Bernard Hirsch - June 29, 1982

Life Before the War

Um, can you describe your life before the war?

Now before the war uh, we had a normal life in the house, like normal. We were eight children in the house, three brothers and five sisters. I was the, the fifth. And on my far...we had a little farm. We had a grocery, we had a bar in the house. Like uh, one Jew in a--in between sixty-five families in the town. My father was a religious person. Saturday we didn't work. We were working on the farm in uh, we, yeah we--I was going in school. All my sisters and brothers they were going to school. When I was young uh, before I went to a different school about forty miles from there, from there my father came. Uh, one year I was there uh, in the school. Otherwise, after when I became thirteen years I was in uh, in the--by my father working. High education I didn't had--I just had six grade--eight grade, excuse me, eight grade. And the same way my sisters and brothers they had. I had two sisters married. They had two, two children uh, each one had a child. And lived uh, was a, a normal living, working on the farm, selling, uh, uh, working in the grocery, working around the house.
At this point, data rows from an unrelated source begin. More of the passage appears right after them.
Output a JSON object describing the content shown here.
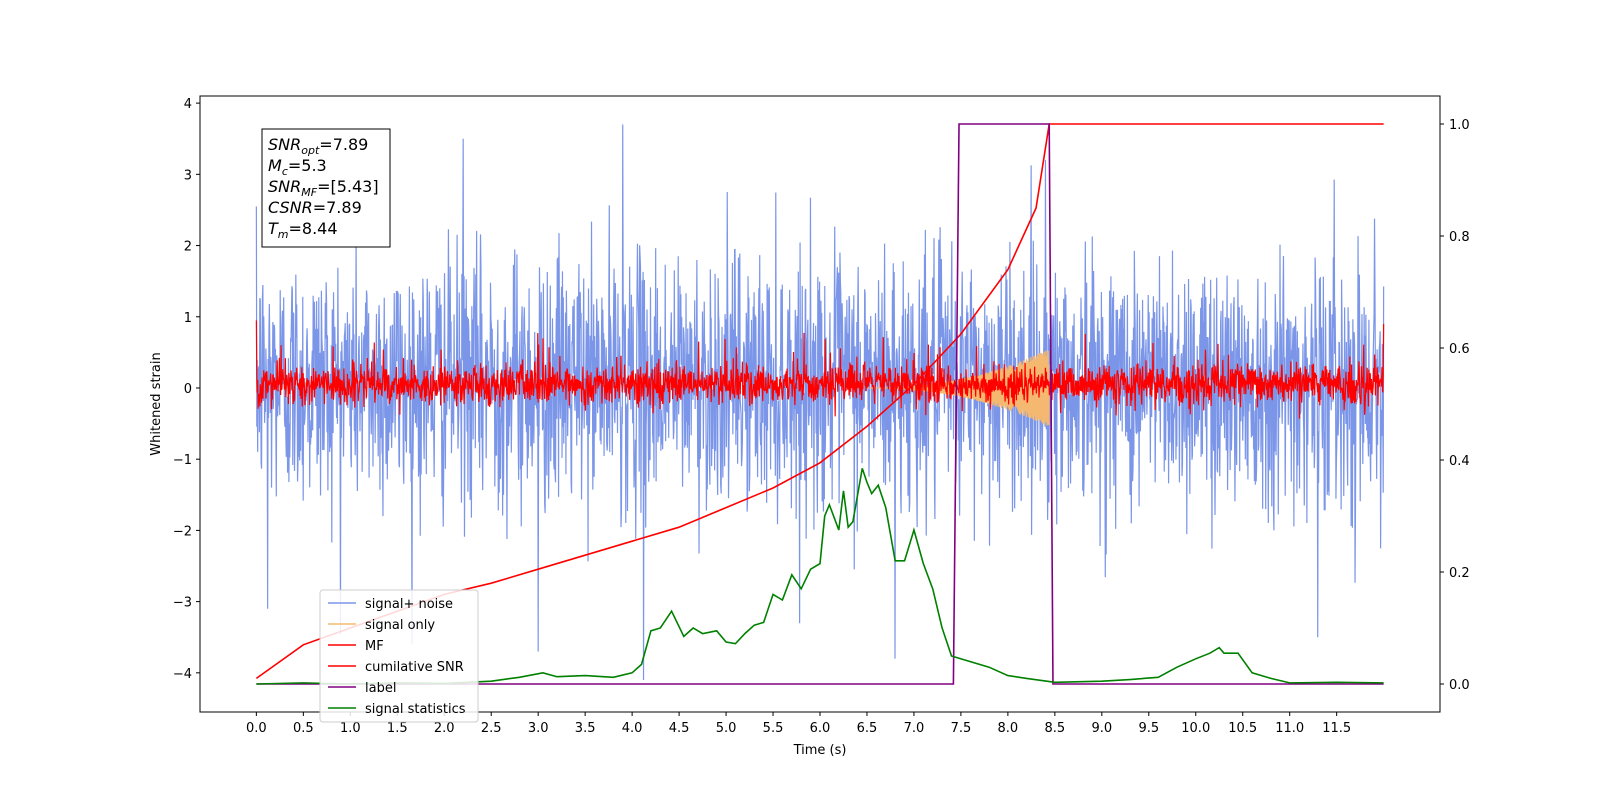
{
  "chart_data": {
    "type": "line",
    "xlabel": "Time (s)",
    "ylabel_left": "Whitened strain",
    "ylabel_right": "",
    "xlim": [
      -0.6,
      12.6
    ],
    "ylim_left": [
      -4.55,
      4.1
    ],
    "ylim_right": [
      -0.05,
      1.05
    ],
    "x_ticks": [
      0.0,
      0.5,
      1.0,
      1.5,
      2.0,
      2.5,
      3.0,
      3.5,
      4.0,
      4.5,
      5.0,
      5.5,
      6.0,
      6.5,
      7.0,
      7.5,
      8.0,
      8.5,
      9.0,
      9.5,
      10.0,
      10.5,
      11.0,
      11.5
    ],
    "x_tick_labels": [
      "0.0",
      "0.5",
      "1.0",
      "1.5",
      "2.0",
      "2.5",
      "3.0",
      "3.5",
      "4.0",
      "4.5",
      "5.0",
      "5.5",
      "6.0",
      "6.5",
      "7.0",
      "7.5",
      "8.0",
      "8.5",
      "9.0",
      "9.5",
      "10.0",
      "10.5",
      "11.0",
      "11.5"
    ],
    "y_ticks_left": [
      4,
      3,
      2,
      1,
      0,
      -1,
      -2,
      -3,
      -4
    ],
    "y_tick_labels_left": [
      "4",
      "3",
      "2",
      "1",
      "0",
      "−1",
      "−2",
      "−3",
      "−4"
    ],
    "y_ticks_right": [
      1.0,
      0.8,
      0.6,
      0.4,
      0.2,
      0.0
    ],
    "y_tick_labels_right": [
      "1.0",
      "0.8",
      "0.6",
      "0.4",
      "0.2",
      "0.0"
    ],
    "grid": false,
    "legend_position": "lower-left",
    "annotation": {
      "lines": [
        {
          "sym": "SNR",
          "sub": "opt",
          "value": "=7.89"
        },
        {
          "sym": "M",
          "sub": "c",
          "value": "=5.3"
        },
        {
          "sym": "SNR",
          "sub": "MF",
          "value": "=[5.43]"
        },
        {
          "sym": "CSNR",
          "sub": "",
          "value": "=7.89"
        },
        {
          "sym": "T",
          "sub": "m",
          "value": "=8.44"
        }
      ]
    },
    "series": [
      {
        "name": "signal+ noise",
        "axis": "left",
        "color": "#7b96e8",
        "style": "noise",
        "x_range": [
          0.0,
          12.0
        ],
        "typical_amplitude": [
          -2.0,
          2.2
        ],
        "spike_peaks": [
          {
            "x": 0.12,
            "y": -3.1
          },
          {
            "x": 2.2,
            "y": 3.5
          },
          {
            "x": 3.0,
            "y": -3.7
          },
          {
            "x": 3.9,
            "y": 3.7
          },
          {
            "x": 4.12,
            "y": -4.1
          },
          {
            "x": 6.8,
            "y": -3.8
          },
          {
            "x": 8.4,
            "y": 3.2
          },
          {
            "x": 11.3,
            "y": -3.5
          }
        ]
      },
      {
        "name": "signal only",
        "axis": "left",
        "color": "#f5b870",
        "style": "chirp",
        "x_range": [
          6.5,
          8.44
        ],
        "peak_amplitude": 0.55
      },
      {
        "name": "MF",
        "axis": "left",
        "color": "#ff0000",
        "style": "noise",
        "x_range": [
          0.0,
          12.0
        ],
        "typical_amplitude": [
          -0.3,
          0.5
        ]
      },
      {
        "name": "cumilative SNR",
        "axis": "right",
        "color": "#ff0000",
        "points": [
          [
            0.0,
            0.01
          ],
          [
            0.5,
            0.07
          ],
          [
            1.0,
            0.1
          ],
          [
            1.5,
            0.13
          ],
          [
            2.0,
            0.16
          ],
          [
            2.5,
            0.18
          ],
          [
            3.0,
            0.205
          ],
          [
            3.5,
            0.23
          ],
          [
            4.0,
            0.255
          ],
          [
            4.5,
            0.28
          ],
          [
            5.0,
            0.315
          ],
          [
            5.5,
            0.35
          ],
          [
            6.0,
            0.395
          ],
          [
            6.5,
            0.46
          ],
          [
            7.0,
            0.535
          ],
          [
            7.5,
            0.625
          ],
          [
            8.0,
            0.74
          ],
          [
            8.3,
            0.85
          ],
          [
            8.44,
            1.0
          ],
          [
            12.0,
            1.0
          ]
        ]
      },
      {
        "name": "label",
        "axis": "right",
        "color": "#800080",
        "points": [
          [
            0.0,
            0.0
          ],
          [
            7.42,
            0.0
          ],
          [
            7.48,
            1.0
          ],
          [
            8.44,
            1.0
          ],
          [
            8.48,
            0.0
          ],
          [
            12.0,
            0.0
          ]
        ]
      },
      {
        "name": "signal statistics",
        "axis": "right",
        "color": "#008000",
        "points": [
          [
            0.0,
            0.0
          ],
          [
            0.5,
            0.002
          ],
          [
            1.0,
            0.0
          ],
          [
            1.5,
            0.002
          ],
          [
            2.0,
            0.001
          ],
          [
            2.5,
            0.005
          ],
          [
            2.8,
            0.012
          ],
          [
            3.05,
            0.02
          ],
          [
            3.2,
            0.013
          ],
          [
            3.5,
            0.015
          ],
          [
            3.8,
            0.012
          ],
          [
            4.0,
            0.02
          ],
          [
            4.1,
            0.035
          ],
          [
            4.2,
            0.095
          ],
          [
            4.3,
            0.1
          ],
          [
            4.42,
            0.13
          ],
          [
            4.55,
            0.085
          ],
          [
            4.65,
            0.1
          ],
          [
            4.75,
            0.09
          ],
          [
            4.9,
            0.095
          ],
          [
            5.0,
            0.075
          ],
          [
            5.1,
            0.072
          ],
          [
            5.2,
            0.09
          ],
          [
            5.3,
            0.105
          ],
          [
            5.4,
            0.11
          ],
          [
            5.5,
            0.16
          ],
          [
            5.6,
            0.15
          ],
          [
            5.7,
            0.195
          ],
          [
            5.8,
            0.17
          ],
          [
            5.9,
            0.205
          ],
          [
            6.0,
            0.215
          ],
          [
            6.05,
            0.3
          ],
          [
            6.1,
            0.32
          ],
          [
            6.2,
            0.275
          ],
          [
            6.25,
            0.345
          ],
          [
            6.3,
            0.28
          ],
          [
            6.35,
            0.29
          ],
          [
            6.45,
            0.385
          ],
          [
            6.5,
            0.36
          ],
          [
            6.55,
            0.34
          ],
          [
            6.62,
            0.355
          ],
          [
            6.7,
            0.315
          ],
          [
            6.8,
            0.22
          ],
          [
            6.9,
            0.22
          ],
          [
            7.0,
            0.275
          ],
          [
            7.1,
            0.215
          ],
          [
            7.2,
            0.17
          ],
          [
            7.3,
            0.1
          ],
          [
            7.4,
            0.05
          ],
          [
            7.6,
            0.04
          ],
          [
            7.8,
            0.03
          ],
          [
            8.0,
            0.015
          ],
          [
            8.2,
            0.01
          ],
          [
            8.5,
            0.003
          ],
          [
            9.0,
            0.005
          ],
          [
            9.3,
            0.008
          ],
          [
            9.6,
            0.012
          ],
          [
            9.8,
            0.03
          ],
          [
            10.0,
            0.045
          ],
          [
            10.15,
            0.055
          ],
          [
            10.25,
            0.065
          ],
          [
            10.3,
            0.055
          ],
          [
            10.45,
            0.055
          ],
          [
            10.6,
            0.02
          ],
          [
            10.8,
            0.01
          ],
          [
            11.0,
            0.002
          ],
          [
            11.5,
            0.003
          ],
          [
            12.0,
            0.002
          ]
        ]
      }
    ]
  }
}
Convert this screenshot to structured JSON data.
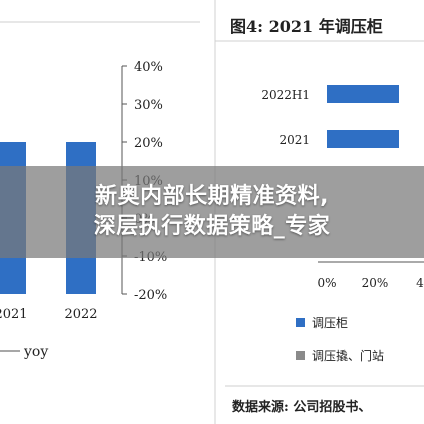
{
  "overlay": {
    "line1": "新奥内部长期精准资料,",
    "line2": "深层执行数据策略_专家"
  },
  "colors": {
    "bar": "#2f6fc4",
    "grey": "#8a8a8a",
    "text": "#333333"
  },
  "chart_data": [
    {
      "type": "bar",
      "categories": [
        "2021",
        "2022"
      ],
      "series": [
        {
          "values": [
            20,
            20
          ]
        }
      ],
      "ylim": [
        -20,
        40
      ],
      "y_ticks": [
        "40%",
        "30%",
        "20%",
        "10%",
        "0%",
        "-10%",
        "-20%"
      ],
      "legend": [
        "yoy"
      ],
      "grid": false
    },
    {
      "type": "bar",
      "orientation": "horizontal",
      "title": "图4:  2021 年调压柜",
      "categories": [
        "2022H1",
        "2021"
      ],
      "series": [
        {
          "name": "调压柜",
          "values": [
            30,
            30
          ]
        }
      ],
      "x_ticks": [
        "0%",
        "20%",
        "4"
      ],
      "legend": [
        "调压柜",
        "调压撬、门站"
      ],
      "source": "数据来源:  公司招股书、"
    }
  ]
}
He didn't too much business like uh, running around from one uh, from one city to the other city to--everything what we did was just in town that we did business, in the same town where we were living. After uh, I had a brother in the army. When he came home then I had to go in the army. And mine army--he was in the army--regular army--Czechoslovakian. I was in the army when the Slovaks uh, with the Czechs uh, split. Slovaks they were for themself a country and the Czechs they were for themself a country. I was taken into the army not to the, not to the gun--to work, just like working.